Bartholomew thus finds himself the unwilling instrument of two ideological projects: one to re-unite the Russian Orthodox Church, split between Moscow and Kyiv, the other to divide and rule within Turkey’s polarized politics.

West’s failure to take religion seriously

The seat of the Ecumenical Patriarchate, the Phanar, is a surprisingly humble building tucked in a corner of Istanbul. And yet, according to some Russians and Turks, this unassuming institution seeks to become the next Vatican.

When US Secretary of State Mike Pompeo visited Bartholomew I in December 2020, a youth group allied with Erdogan accused Washington of “attempting to create a Vatican and a Pope from the Christian Church in Phanar”. Less than a month later, Patriarch Kirill accused his counterpart in Istanbul of consolidating power on a “papal” model.

In a January interview with the Greek newspaper, To Vima, Bartholomew denied harbouring “papal pretensions.” He pushed back against Russian accusations, stating that he cannot allow “the federalization of the Orthodox Church”.

The ecclesiastical debates witnessed today are nothing new. They reflect 18 centuries of tension between church politics and geopolitical realities in which, over two centuries, the contours of the various Orthodox patriarchates have tended to conform gradually to nation-state borders.
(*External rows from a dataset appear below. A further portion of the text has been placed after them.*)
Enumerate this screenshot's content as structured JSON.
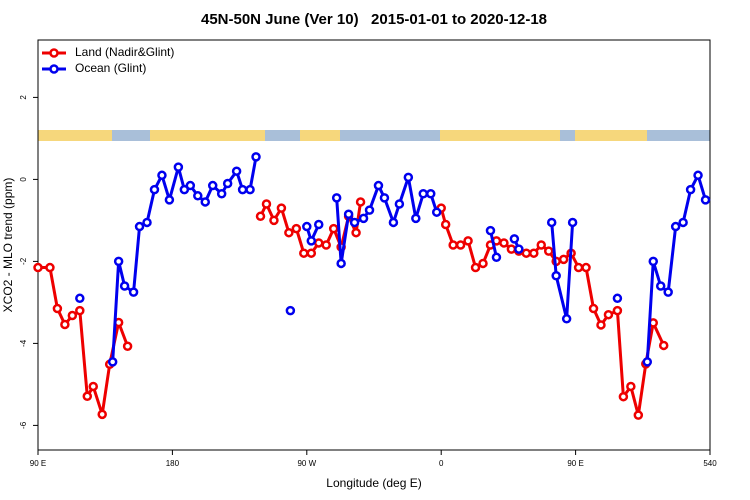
{
  "chart_data": {
    "type": "line",
    "title": "45N-50N June (Ver 10)   2015-01-01 to 2020-12-18",
    "xlabel": "Longitude (deg E)",
    "ylabel": "XCO2 - MLO trend (ppm)",
    "xlim": [
      90,
      540
    ],
    "xticks": [
      {
        "value": 90,
        "label": "90 E"
      },
      180,
      {
        "value": 270,
        "label": "90 W"
      },
      {
        "value": 360,
        "label": "0"
      },
      {
        "value": 450,
        "label": "90 E"
      },
      540
    ],
    "ylim": [
      -6.6,
      3.4
    ],
    "yticks": [
      -6,
      -4,
      -2,
      0,
      2
    ],
    "legend": "top-left",
    "series": [
      {
        "name": "Land (Nadir&Glint)",
        "color": "#ee0000",
        "x": [
          90,
          98,
          103,
          108,
          113,
          118,
          123,
          127,
          133,
          138,
          144,
          150,
          null,
          239,
          243,
          248,
          253,
          258,
          263,
          268,
          273,
          278,
          283,
          288,
          293,
          298,
          303,
          306,
          null,
          360,
          363,
          368,
          373,
          378,
          383,
          388,
          393,
          397,
          402,
          407,
          412,
          417,
          422,
          427,
          432,
          437,
          442,
          447,
          452,
          457,
          462,
          467,
          472,
          478,
          482,
          487,
          492,
          497,
          502,
          509
        ],
        "values": [
          -2.15,
          -2.15,
          -3.15,
          -3.54,
          -3.32,
          -3.2,
          -5.29,
          -5.05,
          -5.73,
          -4.51,
          -3.49,
          -4.07,
          null,
          -0.9,
          -0.6,
          -1.0,
          -0.7,
          -1.3,
          -1.2,
          -1.8,
          -1.8,
          -1.55,
          -1.6,
          -1.2,
          -1.65,
          -0.9,
          -1.3,
          -0.55,
          null,
          -0.7,
          -1.1,
          -1.6,
          -1.6,
          -1.5,
          -2.15,
          -2.05,
          -1.6,
          -1.5,
          -1.55,
          -1.7,
          -1.75,
          -1.8,
          -1.8,
          -1.6,
          -1.75,
          -2.0,
          -1.95,
          -1.8,
          -2.15,
          -2.15,
          -3.15,
          -3.55,
          -3.3,
          -3.2,
          -5.3,
          -5.05,
          -5.75,
          -4.5,
          -3.5,
          -4.05
        ]
      },
      {
        "name": "Ocean (Glint)",
        "color": "#0000ee",
        "x": [
          118,
          null,
          140,
          144,
          148,
          154,
          158,
          163,
          168,
          173,
          178,
          184,
          188,
          192,
          197,
          202,
          207,
          213,
          217,
          223,
          227,
          232,
          236,
          null,
          259,
          null,
          270,
          273,
          278,
          null,
          290,
          293,
          298,
          302,
          308,
          312,
          318,
          322,
          328,
          332,
          338,
          343,
          348,
          353,
          357,
          null,
          393,
          397,
          null,
          409,
          412,
          null,
          434,
          437,
          444,
          448,
          null,
          478,
          null,
          498,
          502,
          507,
          512,
          517,
          522,
          527,
          532,
          537
        ],
        "values": [
          -2.9,
          null,
          -4.45,
          -2.0,
          -2.6,
          -2.75,
          -1.15,
          -1.05,
          -0.25,
          0.1,
          -0.5,
          0.3,
          -0.25,
          -0.15,
          -0.4,
          -0.55,
          -0.15,
          -0.35,
          -0.1,
          0.2,
          -0.25,
          -0.25,
          0.55,
          null,
          -3.2,
          null,
          -1.15,
          -1.5,
          -1.1,
          null,
          -0.45,
          -2.05,
          -0.85,
          -1.05,
          -0.95,
          -0.75,
          -0.15,
          -0.45,
          -1.05,
          -0.6,
          0.05,
          -0.95,
          -0.35,
          -0.35,
          -0.8,
          null,
          -1.25,
          -1.9,
          null,
          -1.45,
          -1.7,
          null,
          -1.05,
          -2.35,
          -3.4,
          -1.05,
          null,
          -2.9,
          null,
          -4.45,
          -2.0,
          -2.6,
          -2.75,
          -1.15,
          -1.05,
          -0.25,
          0.1,
          -0.5
        ]
      }
    ]
  }
}
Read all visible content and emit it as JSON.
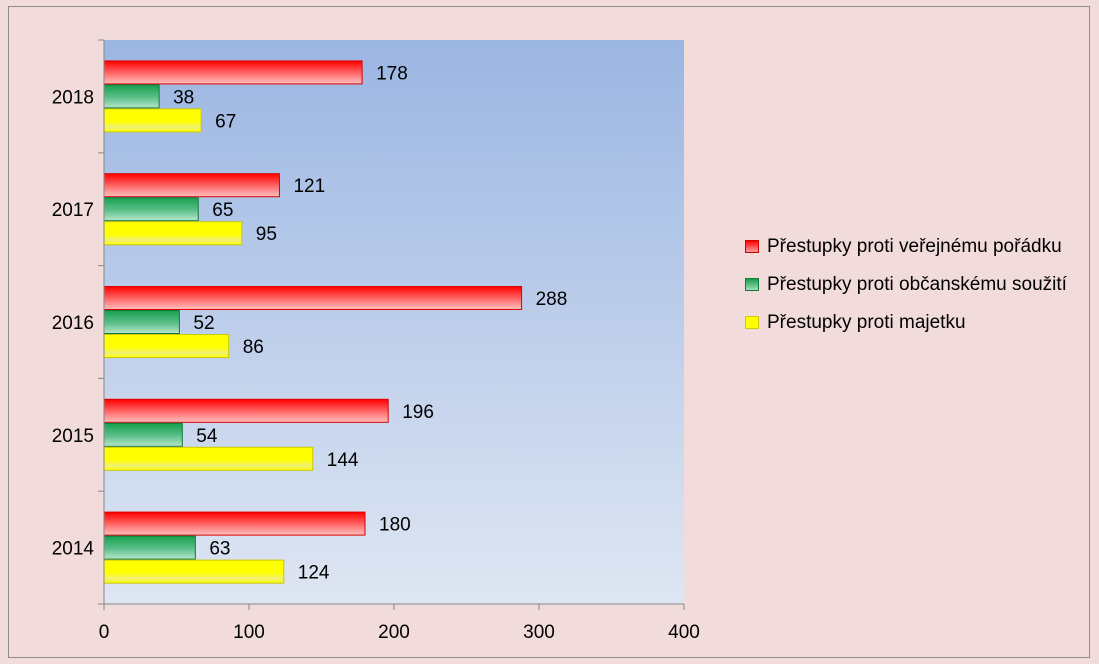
{
  "chart_data": {
    "type": "bar",
    "orientation": "horizontal",
    "categories": [
      "2014",
      "2015",
      "2016",
      "2017",
      "2018"
    ],
    "series": [
      {
        "name": "Přestupky proti veřejnému pořádku",
        "values": [
          180,
          196,
          288,
          121,
          178
        ],
        "color": "#ff1a1a"
      },
      {
        "name": "Přestupky proti občanskému soužití",
        "values": [
          63,
          54,
          52,
          65,
          38
        ],
        "color": "#1f9e5a"
      },
      {
        "name": "Přestupky proti majetku",
        "values": [
          124,
          144,
          86,
          95,
          67
        ],
        "color": "#ffff00"
      }
    ],
    "xlim": [
      0,
      400
    ],
    "xticks": [
      "0",
      "100",
      "200",
      "300",
      "400"
    ],
    "title": "",
    "xlabel": "",
    "ylabel": "",
    "grid": false,
    "legend_position": "right",
    "plot_background": "#9bb6e2",
    "page_background": "#f2dcdb"
  }
}
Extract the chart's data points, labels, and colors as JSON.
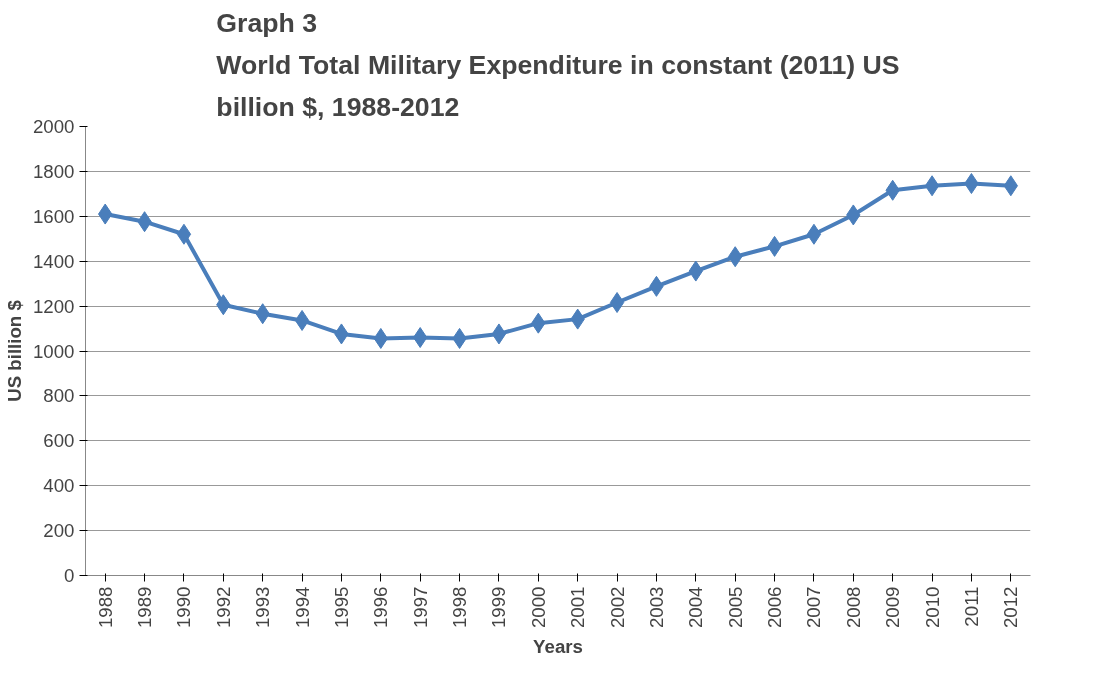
{
  "chart_data": {
    "type": "line",
    "title": "Graph 3\nWorld Total Military Expenditure in constant (2011) US\nbillion $, 1988-2012",
    "xlabel": "Years",
    "ylabel": "US billion $",
    "categories": [
      "1988",
      "1989",
      "1990",
      "1992",
      "1993",
      "1994",
      "1995",
      "1996",
      "1997",
      "1998",
      "1999",
      "2000",
      "2001",
      "2002",
      "2003",
      "2004",
      "2005",
      "2006",
      "2007",
      "2008",
      "2009",
      "2010",
      "2011",
      "2012"
    ],
    "series": [
      {
        "color": "#4a7ebb",
        "values": [
          1610,
          1576,
          1520,
          1206,
          1166,
          1136,
          1076,
          1056,
          1060,
          1056,
          1076,
          1124,
          1142,
          1216,
          1288,
          1356,
          1420,
          1466,
          1520,
          1606,
          1716,
          1736,
          1746,
          1736
        ]
      }
    ],
    "ylim": [
      0,
      2000
    ],
    "yticks": [
      0,
      200,
      400,
      600,
      800,
      1000,
      1200,
      1400,
      1600,
      1800,
      2000
    ],
    "grid": "y",
    "marker": "diamond",
    "line_style": "solid"
  }
}
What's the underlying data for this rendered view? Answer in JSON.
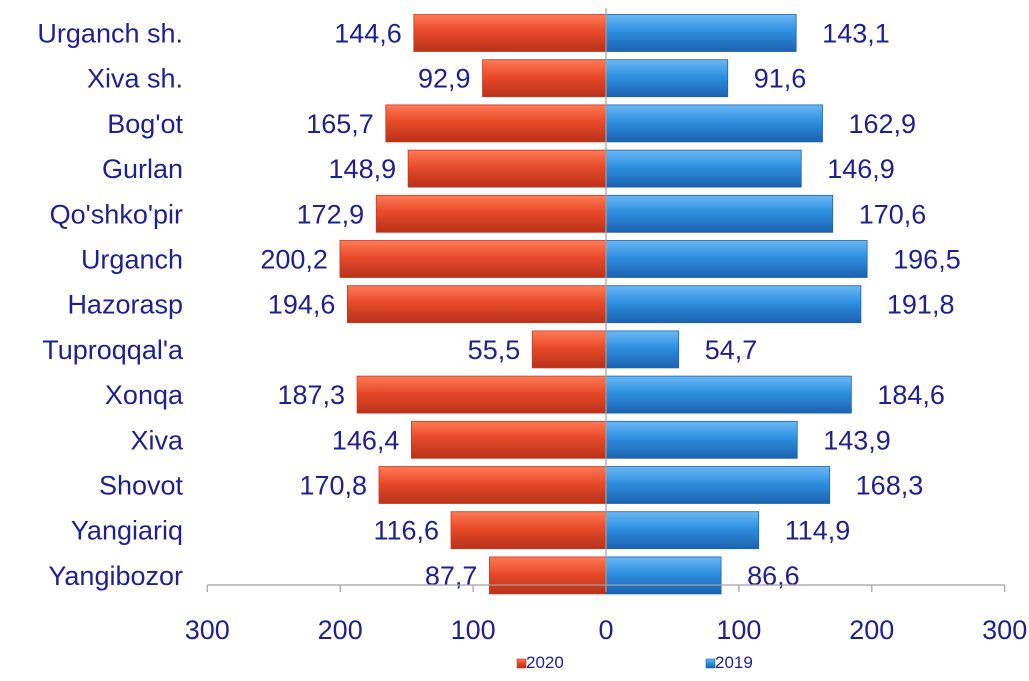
{
  "chart_data": {
    "type": "bar",
    "orientation": "horizontal",
    "layout": "butterfly",
    "categories": [
      "Urganch sh.",
      "Xiva sh.",
      "Bog'ot",
      "Gurlan",
      "Qo'shko'pir",
      "Urganch",
      "Hazorasp",
      "Tuproqqal'a",
      "Xonqa",
      "Xiva",
      "Shovot",
      "Yangiariq",
      "Yangibozor"
    ],
    "series": [
      {
        "name": "2020",
        "side": "left",
        "color": "#e84a2a",
        "values": [
          144.6,
          92.9,
          165.7,
          148.9,
          172.9,
          200.2,
          194.6,
          55.5,
          187.3,
          146.4,
          170.8,
          116.6,
          87.7
        ],
        "labels": [
          "144,6",
          "92,9",
          "165,7",
          "148,9",
          "172,9",
          "200,2",
          "194,6",
          "55,5",
          "187,3",
          "146,4",
          "170,8",
          "116,6",
          "87,7"
        ]
      },
      {
        "name": "2019",
        "side": "right",
        "color": "#2f8fe0",
        "values": [
          143.1,
          91.6,
          162.9,
          146.9,
          170.6,
          196.5,
          191.8,
          54.7,
          184.6,
          143.9,
          168.3,
          114.9,
          86.6
        ],
        "labels": [
          "143,1",
          "91,6",
          "162,9",
          "146,9",
          "170,6",
          "196,5",
          "191,8",
          "54,7",
          "184,6",
          "143,9",
          "168,3",
          "114,9",
          "86,6"
        ]
      }
    ],
    "x_ticks": [
      "300",
      "200",
      "100",
      "0",
      "100",
      "200",
      "300"
    ],
    "xlim": [
      -300,
      300
    ],
    "grid": false,
    "legend_position": "bottom-center",
    "title": "",
    "xlabel": "",
    "ylabel": ""
  },
  "colors": {
    "text": "#1f1f8f",
    "axis": "#a0a0a0"
  }
}
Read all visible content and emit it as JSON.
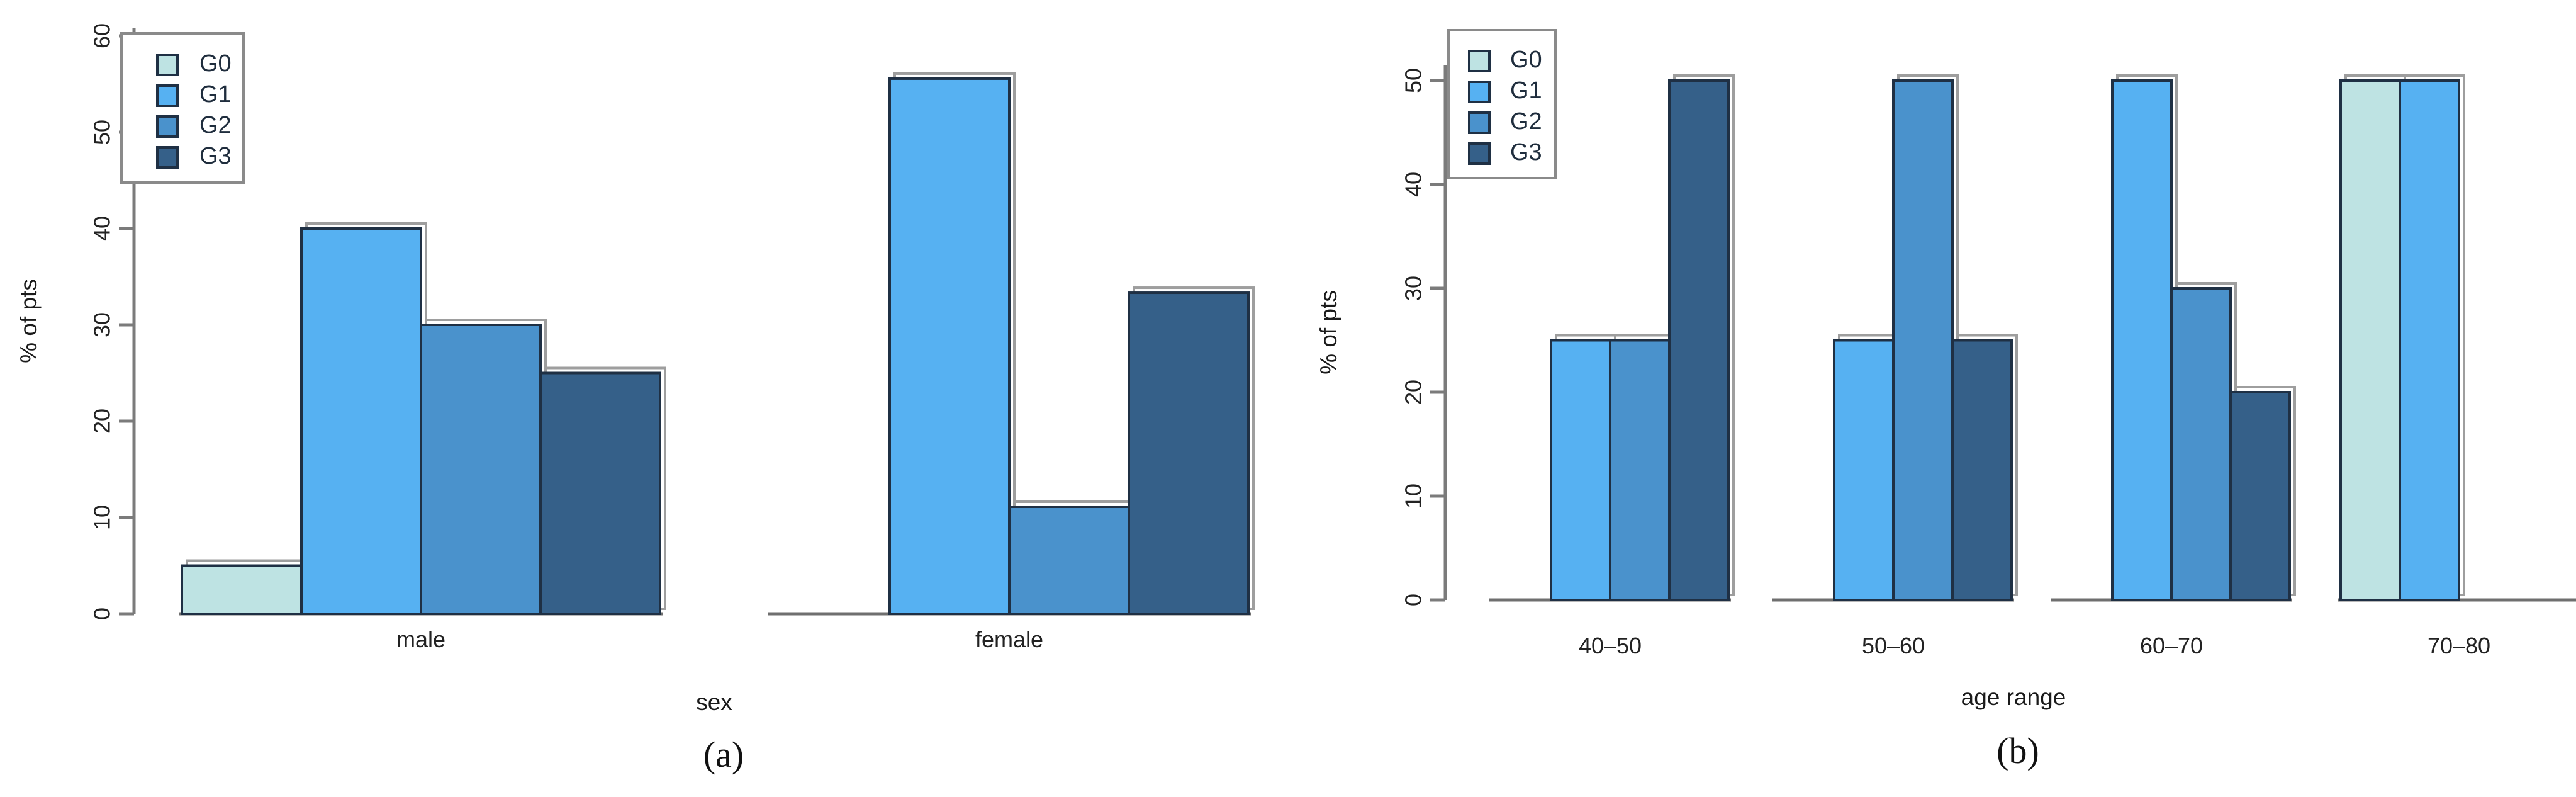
{
  "figure": {
    "background": "#ffffff",
    "caption_a": "(a)",
    "caption_b": "(b)"
  },
  "palette": {
    "G0": "#bee3e3",
    "G1": "#56b1f2",
    "G2": "#4a92cc",
    "G3": "#356089",
    "bar_border": "#1f3044",
    "axis_gray": "#7b7b7b"
  },
  "chart_data": [
    {
      "type": "bar",
      "panel": "a",
      "caption": "(a)",
      "title": "",
      "categories": [
        "male",
        "female"
      ],
      "series": [
        {
          "name": "G0",
          "color": "#bee3e3",
          "values": [
            5,
            0
          ]
        },
        {
          "name": "G1",
          "color": "#56b1f2",
          "values": [
            40,
            55.56
          ]
        },
        {
          "name": "G2",
          "color": "#4a92cc",
          "values": [
            30,
            11.11
          ]
        },
        {
          "name": "G3",
          "color": "#356089",
          "values": [
            25,
            33.33
          ]
        }
      ],
      "x_axis": {
        "label": "sex"
      },
      "y_axis": {
        "label": "% of pts",
        "ticks": [
          "0",
          "10",
          "20",
          "30",
          "40",
          "50",
          "60"
        ],
        "min": 0,
        "max": 60
      },
      "grid": "off",
      "legend": {
        "position": "top-left",
        "labels": [
          "G0",
          "G1",
          "G2",
          "G3"
        ]
      }
    },
    {
      "type": "bar",
      "panel": "b",
      "caption": "(b)",
      "title": "",
      "categories": [
        "40–50",
        "50–60",
        "60–70",
        "70–80"
      ],
      "series": [
        {
          "name": "G0",
          "color": "#bee3e3",
          "values": [
            0,
            0,
            0,
            50
          ]
        },
        {
          "name": "G1",
          "color": "#56b1f2",
          "values": [
            25,
            25,
            50,
            50
          ]
        },
        {
          "name": "G2",
          "color": "#4a92cc",
          "values": [
            25,
            50,
            30,
            0
          ]
        },
        {
          "name": "G3",
          "color": "#356089",
          "values": [
            50,
            25,
            20,
            0
          ]
        }
      ],
      "x_axis": {
        "label": "age range"
      },
      "y_axis": {
        "label": "% of pts",
        "ticks": [
          "0",
          "10",
          "20",
          "30",
          "40",
          "50"
        ],
        "min": 0,
        "max": 50
      },
      "grid": "off",
      "legend": {
        "position": "top-left",
        "labels": [
          "G0",
          "G1",
          "G2",
          "G3"
        ]
      }
    }
  ]
}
Western leaders take secularism so for granted that they do not fully appreciate the role churches can play in power politics, which diminishes their ability to counter moves by the likes of Putin and Erdogan.

This failure to recognise Bartholomew I’s quandary, which goes far beyond ecclesiastical infighting, reflects the transatlantic alliance’s inability to take the role of religious narrative in authoritarian regimes seriously, leaving vulnerable minorities at their mercy.

Western leaders would better serve the secular agendas of democracy, human rights and personal freedom by offering more robust support to the Ecumenical Patriarchate, caught in Russian and Turkish crosshairs.